The core idea behind uplift modeling is modeling conditional average treatment effect (CATE) which could be formulated below

\[\textrm{CATE}(x) = \mathbb{E}[Y(1) - Y(0)|X=x]\]

where

\(Y(1)\) is the outcome if the individual receives the treatment
\(Y(0)\) is the outcome if the individual not receives the treatment
\(X = x\) denotes the covariates of the individual
We assume it is a binary treatment setting

However, in the real world we could never observe \(Y(1) - Y(0)\) for an individual because a user could never be treated and not-treated at the same time, and it is the fundamental challenge of causal inference.
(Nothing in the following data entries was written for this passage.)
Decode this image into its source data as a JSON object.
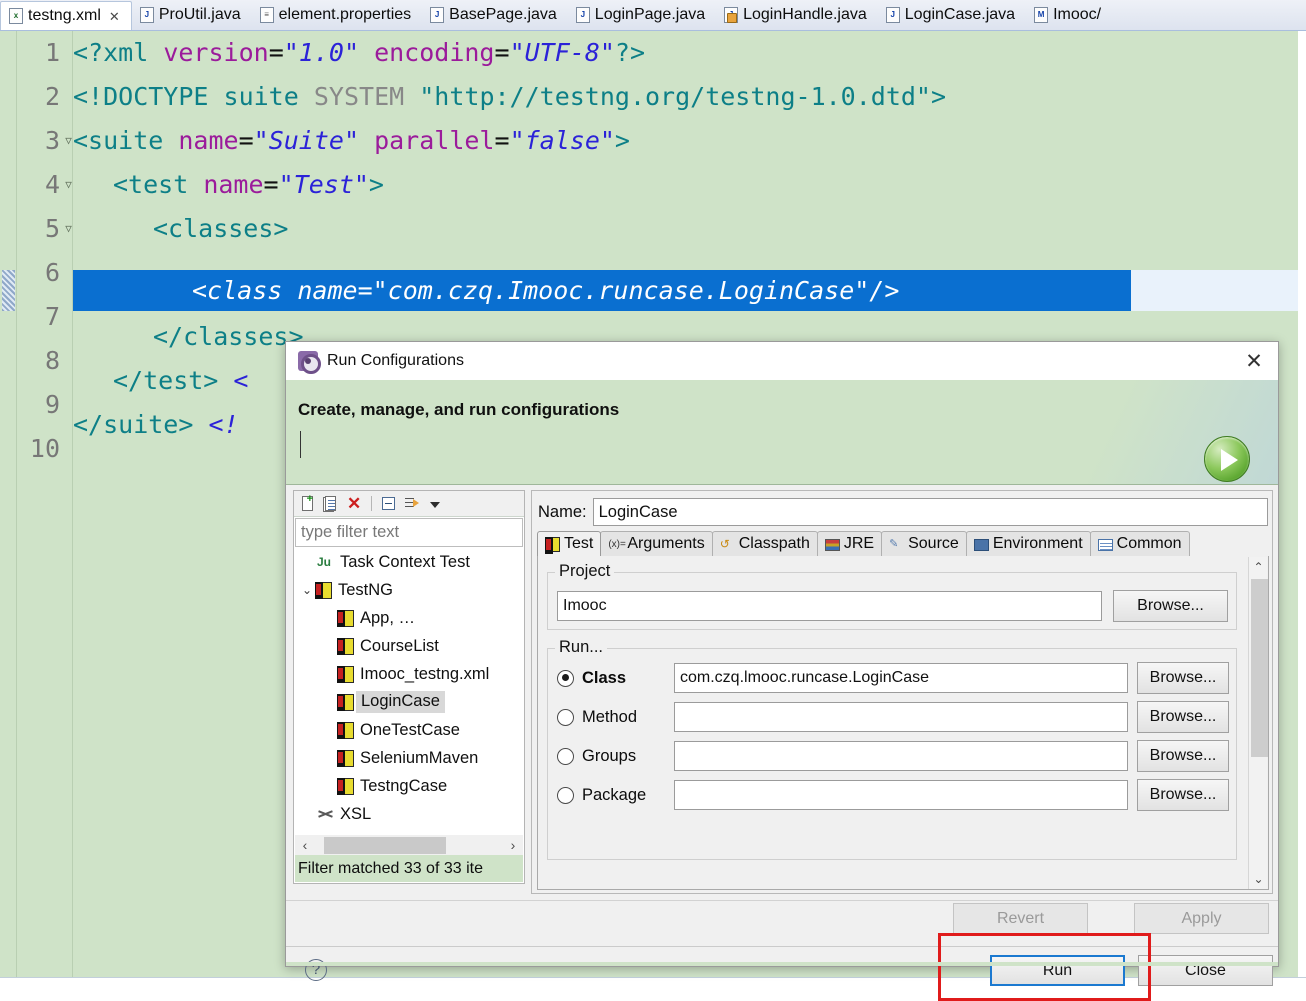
{
  "editor": {
    "tabs": [
      {
        "label": "testng.xml",
        "icon": "xml-file-icon",
        "icon_text": "x",
        "active": true,
        "closeable": true
      },
      {
        "label": "ProUtil.java",
        "icon": "java-file-icon",
        "icon_text": "J",
        "active": false,
        "closeable": false
      },
      {
        "label": "element.properties",
        "icon": "properties-file-icon",
        "icon_text": "≡",
        "active": false,
        "closeable": false
      },
      {
        "label": "BasePage.java",
        "icon": "java-file-icon",
        "icon_text": "J",
        "active": false,
        "closeable": false
      },
      {
        "label": "LoginPage.java",
        "icon": "java-file-icon",
        "icon_text": "J",
        "active": false,
        "closeable": false
      },
      {
        "label": "LoginHandle.java",
        "icon": "java-file-locked-icon",
        "icon_text": "J",
        "active": false,
        "closeable": false
      },
      {
        "label": "LoginCase.java",
        "icon": "java-file-icon",
        "icon_text": "J",
        "active": false,
        "closeable": false
      },
      {
        "label": "Imooc/",
        "icon": "markup-file-icon",
        "icon_text": "M",
        "active": false,
        "closeable": false
      }
    ],
    "close_glyph": "✕",
    "line_numbers": [
      "1",
      "2",
      "3",
      "4",
      "5",
      "6",
      "7",
      "8",
      "9",
      "10"
    ],
    "selected_line": 6,
    "selected_line_text": "<class name=\"com.czq.Imooc.runcase.LoginCase\"/>",
    "selection_color": "#0a6fd0",
    "background_color": "#cfe3c8",
    "lines": {
      "l1": {
        "tag_open": "<?xml",
        "attr1": "version",
        "val1": "\"1.0\"",
        "attr2": "encoding",
        "val2": "\"UTF-8\"",
        "tag_close": "?>"
      },
      "l2": {
        "doctype": "<!DOCTYPE",
        "name": "suite",
        "system": "SYSTEM",
        "dtd": "\"http://testng.org/testng-1.0.dtd\">"
      },
      "l3": {
        "tag_open": "<suite",
        "attr1": "name",
        "val1": "\"Suite\"",
        "attr2": "parallel",
        "val2": "\"false\"",
        "tag_close": ">"
      },
      "l4": {
        "tag_open": "<test",
        "attr1": "name",
        "val1": "\"Test\"",
        "tag_close": ">"
      },
      "l5": {
        "tag": "<classes>"
      },
      "l7": {
        "tag": "</classes>"
      },
      "l8": {
        "tag": "</test>",
        "extra": "<"
      },
      "l9": {
        "tag": "</suite>",
        "extra": "<!"
      }
    }
  },
  "dialog": {
    "title": "Run Configurations",
    "title_icon": "run-configurations-gear-icon",
    "close_glyph": "✕",
    "banner_title": "Create, manage, and run configurations",
    "run_icon": "green-run-play-icon",
    "toolbar": [
      {
        "name": "new-configuration-icon",
        "tip": "New launch configuration"
      },
      {
        "name": "duplicate-configuration-icon",
        "tip": "Duplicate"
      },
      {
        "name": "delete-configuration-icon",
        "tip": "Delete"
      },
      {
        "name": "collapse-all-icon",
        "tip": "Collapse All"
      },
      {
        "name": "filter-configurations-icon",
        "tip": "Filter"
      },
      {
        "name": "view-menu-chevron-icon",
        "tip": "View Menu"
      }
    ],
    "filter": {
      "placeholder": "type filter text",
      "value": ""
    },
    "tree": [
      {
        "label": "Task Context Test",
        "icon": "junit-icon",
        "indent": 1,
        "expander": "",
        "selected": false
      },
      {
        "label": "TestNG",
        "icon": "testng-icon",
        "indent": 0,
        "expander": "⌄",
        "selected": false
      },
      {
        "label": "App, …",
        "icon": "testng-icon",
        "indent": 2,
        "expander": "",
        "selected": false
      },
      {
        "label": "CourseList",
        "icon": "testng-icon",
        "indent": 2,
        "expander": "",
        "selected": false
      },
      {
        "label": "Imooc_testng.xml",
        "icon": "testng-icon",
        "indent": 2,
        "expander": "",
        "selected": false
      },
      {
        "label": "LoginCase",
        "icon": "testng-icon",
        "indent": 2,
        "expander": "",
        "selected": true
      },
      {
        "label": "OneTestCase",
        "icon": "testng-icon",
        "indent": 2,
        "expander": "",
        "selected": false
      },
      {
        "label": "SeleniumMaven",
        "icon": "testng-icon",
        "indent": 2,
        "expander": "",
        "selected": false
      },
      {
        "label": "TestngCase",
        "icon": "testng-icon",
        "indent": 2,
        "expander": "",
        "selected": false
      },
      {
        "label": "XSL",
        "icon": "xsl-icon",
        "indent": 1,
        "expander": "",
        "selected": false
      }
    ],
    "scroll_left_glyph": "‹",
    "scroll_right_glyph": "›",
    "filter_status": "Filter matched 33 of 33 ite",
    "name": {
      "label": "Name:",
      "value": "LoginCase"
    },
    "tabs": [
      {
        "label": "Test",
        "icon": "testng-tab-icon",
        "active": true
      },
      {
        "label": "Arguments",
        "icon": "arguments-tab-icon",
        "active": false
      },
      {
        "label": "Classpath",
        "icon": "classpath-tab-icon",
        "active": false
      },
      {
        "label": "JRE",
        "icon": "jre-tab-icon",
        "active": false
      },
      {
        "label": "Source",
        "icon": "source-tab-icon",
        "active": false
      },
      {
        "label": "Environment",
        "icon": "environment-tab-icon",
        "active": false
      },
      {
        "label": "Common",
        "icon": "common-tab-icon",
        "active": false
      }
    ],
    "project": {
      "group_label": "Project",
      "value": "Imooc",
      "browse_label": "Browse..."
    },
    "run": {
      "group_label": "Run...",
      "options": [
        {
          "label": "Class",
          "checked": true,
          "value": "com.czq.lmooc.runcase.LoginCase",
          "browse_label": "Browse..."
        },
        {
          "label": "Method",
          "checked": false,
          "value": "",
          "browse_label": "Browse..."
        },
        {
          "label": "Groups",
          "checked": false,
          "value": "",
          "browse_label": "Browse..."
        },
        {
          "label": "Package",
          "checked": false,
          "value": "",
          "browse_label": "Browse..."
        }
      ]
    },
    "scroll_up_glyph": "⌃",
    "scroll_down_glyph": "⌄",
    "footer": {
      "revert_label": "Revert",
      "revert_enabled": false,
      "apply_label": "Apply",
      "apply_enabled": false,
      "run_label": "Run",
      "close_label": "Close",
      "help_glyph": "?",
      "highlight_color": "#e01b1b",
      "focus_color": "#1b79d0"
    }
  }
}
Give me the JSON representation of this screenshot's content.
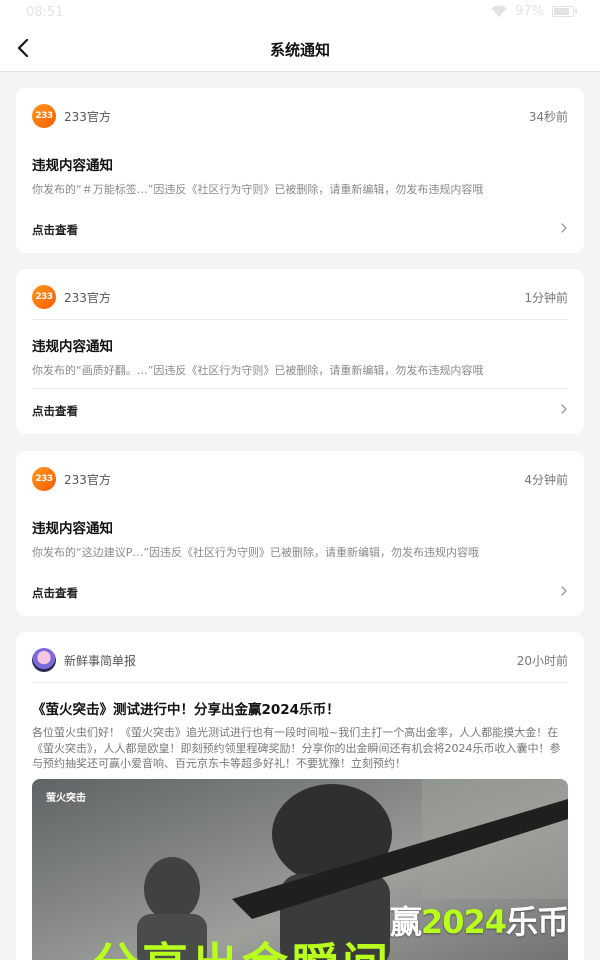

In real world, the dataset we could obtain is observational data: \(\mathbb{E}[Y|T=1, X=x]\) and \(\mathbb{E}[Y|T=0, X=x]\) and they are not necessarily the same as \(Y(1)\) and \(Y(0)\).

Confounding bias

Let’s take a step back and see why \(\mathbb{E}[Y(1) - Y(0)|X=x] \neq \mathbb{E}[Y|T=1, X=x] - \mathbb{E}[Y|T=0, X=x]\).

Suppose we want to know whether seeing an online ad increases the likelihood of a user making a purchase. We’re interested in the effect of ad exposure (treatment) on purchase behavior (outcome) for a specific group of users with characteristics \(X = x\) The goal is we want to estimate \(\mathbb{E}[Y|T=1, X=x]\), which is the expected likelihood of purchase if everyone in this group saw the ad. Also, the dataset is not collected randomly.

Under this setting, people who see the ad are often systematically different from those who don’t, creating confounding. For example, people seeing the ad might intrinsically have higher tendency to purchase. The \(\mathbb{E}[Y|T=1, X=x]\) obtained through the dataset will have confounding bias since it’s being inflated by the mentioned phenomenon when we compare it to the true value we want \(\mathbb{E}[Y|T=1, X=x]\).

Random collection trial (RCT)

From the above section, we could see that the reason behind the confounding bias is that the covariates \(x\) is not general enough. If we could have general enough \(x\) to cover all aspects, the confounding bias would be removed.

In fact, the first, intuitive approach to dealing with confounding bias is random collection trial. in this set up, the \(x\) in our dataset is collected randomly and therefore would be general enough to remove confounding bias.

Mathematically, it is called conditional independence assumption or ignorability.

\[Y(0), Y(1) \perp\!\!\!\perp T | X\]

Under this setting, we would have \(\mathbb{E}[Y(1)|X=x] = \mathbb{E}[Y|T=1, X=x]\)

However, what should we do if we could not perform random collection trial?

Propensity score

If we could not perform random collection trial, we could leverage propensity scores for us to estimate the treatment effects.

Propensity score is defined as

\[e(X) = P(T=1|X)\]

If two users have the same propensity score, it means that they are comparable in terms of the \(X\). If one of them receives the treatment and the other does not, the difference comes from the treatment effect. (Because it’s kind of like random collection scenario.)

Therefore, to estimate the treatment effects, we could group by propensity and compute the average treatment together. There are many ways to do the estimate. One of them is inverse propensity weighting (IPW)

\[w_i = \frac{T_i}{e(X_i)} + \frac{1-T_i}{1-e(X_i)}\]

Re-weight individuals to create a “pseudo-population” where the treatment assignment is independent of the covariates. With the weights, we could leverage them to indicate the sample’s weights during training the model.